Figure 2.

miR-124 reverses glioma-mediated immunosuppression. (A) The gCSC phenotype was markedly altered by miR-124, as photographed 48 hours after transfection. (B) T-cell proliferation was detected by flow cytometry analysis with CFSE staining after 3 days of treatment with medium alone, gCSC-scramble-transfected conditioned medium, gCSC-miR-124-transfected conditioned medium, or gCSC-miR-124 + STAT3-transfected conditioned medium. miR-124 up regulation caused a reversal of inhibition in T-cell proliferation compared with the gCSC-scramble-transfected conditioned medium.

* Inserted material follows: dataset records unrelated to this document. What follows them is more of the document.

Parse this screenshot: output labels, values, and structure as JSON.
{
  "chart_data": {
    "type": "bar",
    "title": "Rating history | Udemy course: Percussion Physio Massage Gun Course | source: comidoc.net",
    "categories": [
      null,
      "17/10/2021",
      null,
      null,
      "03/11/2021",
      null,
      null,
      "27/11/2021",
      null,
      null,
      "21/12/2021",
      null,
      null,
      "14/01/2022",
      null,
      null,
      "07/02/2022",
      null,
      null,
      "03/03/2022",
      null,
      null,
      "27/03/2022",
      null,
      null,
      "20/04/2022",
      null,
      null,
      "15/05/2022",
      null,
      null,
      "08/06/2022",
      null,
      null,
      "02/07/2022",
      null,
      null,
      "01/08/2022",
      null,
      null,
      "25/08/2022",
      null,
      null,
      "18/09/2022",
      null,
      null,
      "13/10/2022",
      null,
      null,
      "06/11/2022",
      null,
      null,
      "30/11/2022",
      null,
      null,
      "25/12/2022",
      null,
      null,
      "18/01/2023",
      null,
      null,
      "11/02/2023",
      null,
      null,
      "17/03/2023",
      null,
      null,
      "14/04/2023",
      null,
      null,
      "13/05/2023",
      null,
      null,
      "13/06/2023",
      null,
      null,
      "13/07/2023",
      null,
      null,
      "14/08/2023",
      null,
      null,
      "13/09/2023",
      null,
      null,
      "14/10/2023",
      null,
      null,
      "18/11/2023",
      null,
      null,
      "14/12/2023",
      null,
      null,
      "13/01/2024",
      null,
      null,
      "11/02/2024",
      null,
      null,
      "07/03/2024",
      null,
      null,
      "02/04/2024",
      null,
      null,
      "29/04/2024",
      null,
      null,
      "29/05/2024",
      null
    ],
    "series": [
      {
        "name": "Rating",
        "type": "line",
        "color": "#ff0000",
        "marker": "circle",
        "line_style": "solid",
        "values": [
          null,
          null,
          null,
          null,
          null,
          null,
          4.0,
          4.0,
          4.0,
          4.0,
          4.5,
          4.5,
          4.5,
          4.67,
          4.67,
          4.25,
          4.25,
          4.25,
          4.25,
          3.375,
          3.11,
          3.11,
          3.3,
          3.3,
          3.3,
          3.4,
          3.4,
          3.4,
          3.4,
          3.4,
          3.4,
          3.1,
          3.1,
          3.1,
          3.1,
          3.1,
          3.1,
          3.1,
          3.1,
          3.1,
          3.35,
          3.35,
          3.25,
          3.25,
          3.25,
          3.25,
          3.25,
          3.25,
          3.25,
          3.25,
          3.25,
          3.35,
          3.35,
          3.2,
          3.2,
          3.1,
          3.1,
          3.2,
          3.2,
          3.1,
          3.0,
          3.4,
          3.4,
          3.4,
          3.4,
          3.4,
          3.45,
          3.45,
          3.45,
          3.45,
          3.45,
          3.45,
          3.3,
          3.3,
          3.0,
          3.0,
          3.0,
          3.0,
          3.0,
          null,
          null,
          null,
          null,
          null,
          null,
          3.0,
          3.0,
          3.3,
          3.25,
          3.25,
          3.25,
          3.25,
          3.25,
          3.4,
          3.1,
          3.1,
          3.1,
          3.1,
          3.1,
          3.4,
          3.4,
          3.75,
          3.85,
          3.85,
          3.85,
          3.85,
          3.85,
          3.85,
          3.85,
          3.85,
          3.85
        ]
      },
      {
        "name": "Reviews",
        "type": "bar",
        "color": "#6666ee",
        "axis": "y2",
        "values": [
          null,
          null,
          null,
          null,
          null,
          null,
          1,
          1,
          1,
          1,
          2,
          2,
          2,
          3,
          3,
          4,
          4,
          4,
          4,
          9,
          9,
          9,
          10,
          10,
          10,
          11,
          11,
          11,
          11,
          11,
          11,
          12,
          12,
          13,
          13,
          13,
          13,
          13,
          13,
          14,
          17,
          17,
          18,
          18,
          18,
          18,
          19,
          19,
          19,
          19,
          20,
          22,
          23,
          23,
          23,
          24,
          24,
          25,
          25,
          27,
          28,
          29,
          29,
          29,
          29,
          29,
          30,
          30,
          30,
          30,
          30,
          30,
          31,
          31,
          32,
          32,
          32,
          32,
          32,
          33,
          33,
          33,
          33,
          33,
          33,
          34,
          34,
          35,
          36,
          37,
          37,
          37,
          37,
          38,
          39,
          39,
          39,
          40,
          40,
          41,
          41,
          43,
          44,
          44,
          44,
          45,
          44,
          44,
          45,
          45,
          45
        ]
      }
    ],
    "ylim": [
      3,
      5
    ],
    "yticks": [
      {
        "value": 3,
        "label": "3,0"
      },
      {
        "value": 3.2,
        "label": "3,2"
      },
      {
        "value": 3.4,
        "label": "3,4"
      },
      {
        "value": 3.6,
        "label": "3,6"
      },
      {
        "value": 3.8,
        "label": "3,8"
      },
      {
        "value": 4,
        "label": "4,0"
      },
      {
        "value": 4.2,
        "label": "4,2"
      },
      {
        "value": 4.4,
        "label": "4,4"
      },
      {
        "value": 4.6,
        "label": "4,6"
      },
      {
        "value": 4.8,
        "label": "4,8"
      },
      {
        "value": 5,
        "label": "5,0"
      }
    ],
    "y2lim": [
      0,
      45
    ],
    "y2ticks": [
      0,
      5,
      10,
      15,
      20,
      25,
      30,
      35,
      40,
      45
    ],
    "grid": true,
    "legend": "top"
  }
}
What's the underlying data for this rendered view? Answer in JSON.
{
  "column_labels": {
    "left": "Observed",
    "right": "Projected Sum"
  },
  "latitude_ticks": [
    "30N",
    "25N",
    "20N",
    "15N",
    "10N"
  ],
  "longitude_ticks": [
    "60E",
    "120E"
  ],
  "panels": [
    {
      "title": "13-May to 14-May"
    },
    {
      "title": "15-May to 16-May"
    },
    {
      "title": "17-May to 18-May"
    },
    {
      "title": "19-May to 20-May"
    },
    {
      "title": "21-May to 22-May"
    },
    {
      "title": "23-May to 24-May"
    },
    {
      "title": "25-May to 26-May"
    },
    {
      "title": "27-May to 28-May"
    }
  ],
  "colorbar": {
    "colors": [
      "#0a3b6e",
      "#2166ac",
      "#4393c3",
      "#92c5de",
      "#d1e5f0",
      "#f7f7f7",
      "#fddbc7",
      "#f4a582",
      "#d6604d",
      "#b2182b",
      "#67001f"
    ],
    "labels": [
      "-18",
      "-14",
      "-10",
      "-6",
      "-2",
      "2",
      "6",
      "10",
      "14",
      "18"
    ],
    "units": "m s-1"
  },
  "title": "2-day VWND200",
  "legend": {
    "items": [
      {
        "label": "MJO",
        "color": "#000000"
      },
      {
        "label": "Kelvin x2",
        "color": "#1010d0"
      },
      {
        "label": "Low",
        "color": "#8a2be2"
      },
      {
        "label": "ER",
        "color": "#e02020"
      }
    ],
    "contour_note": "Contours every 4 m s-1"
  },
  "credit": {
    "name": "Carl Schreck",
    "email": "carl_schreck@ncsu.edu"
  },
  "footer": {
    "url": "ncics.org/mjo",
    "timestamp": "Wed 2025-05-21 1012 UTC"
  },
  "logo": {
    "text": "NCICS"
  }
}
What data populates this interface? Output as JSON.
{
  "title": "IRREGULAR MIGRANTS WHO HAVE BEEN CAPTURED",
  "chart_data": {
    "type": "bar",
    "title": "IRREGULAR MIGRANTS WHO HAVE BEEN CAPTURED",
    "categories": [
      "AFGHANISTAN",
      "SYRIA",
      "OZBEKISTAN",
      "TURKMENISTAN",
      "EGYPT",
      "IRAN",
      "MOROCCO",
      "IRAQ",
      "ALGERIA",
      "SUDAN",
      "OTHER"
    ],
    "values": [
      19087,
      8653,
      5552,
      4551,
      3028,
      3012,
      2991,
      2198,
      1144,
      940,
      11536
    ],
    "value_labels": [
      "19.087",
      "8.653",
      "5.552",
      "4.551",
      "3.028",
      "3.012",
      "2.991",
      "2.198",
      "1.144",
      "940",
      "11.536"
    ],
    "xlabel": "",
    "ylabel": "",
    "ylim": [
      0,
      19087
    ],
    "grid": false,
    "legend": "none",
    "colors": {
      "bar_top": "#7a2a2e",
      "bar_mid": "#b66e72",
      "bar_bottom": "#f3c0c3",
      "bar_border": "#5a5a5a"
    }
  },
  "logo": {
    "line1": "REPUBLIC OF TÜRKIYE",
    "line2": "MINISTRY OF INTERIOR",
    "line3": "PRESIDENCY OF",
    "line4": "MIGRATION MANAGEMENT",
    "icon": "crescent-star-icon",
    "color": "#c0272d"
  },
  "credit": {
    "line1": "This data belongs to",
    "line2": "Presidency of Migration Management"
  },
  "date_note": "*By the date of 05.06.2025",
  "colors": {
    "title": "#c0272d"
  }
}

STAT3 overexpression restored gCSC inhibition on T-cell proliferation. (C) T-cell apoptosis was measured by the percentage of annexin V+ 7-AAD+ cells. Similarly, miR-124 up regulation decreased gCSC-induced T-cell apoptosis, whereas STAT3 overexpression reversed the miR-124 effect. (D) T-cells were analyzed on the basis of CD4 and FoxP3 expression levels, by flow cytometry analysis. Up regulation of miR-124 caused a decline in Treg induction compared with the scrambled gCSC control, and STAT3 addition restored the ability of the gCSCs to induce Tregs. (E) The functional suppressive activity of FoxP3+ Tregs induced in (D) was verified by autologous coculture with CD4+ T-cells. The experiments were repeated three times with similar results, and one representative set of data is shown.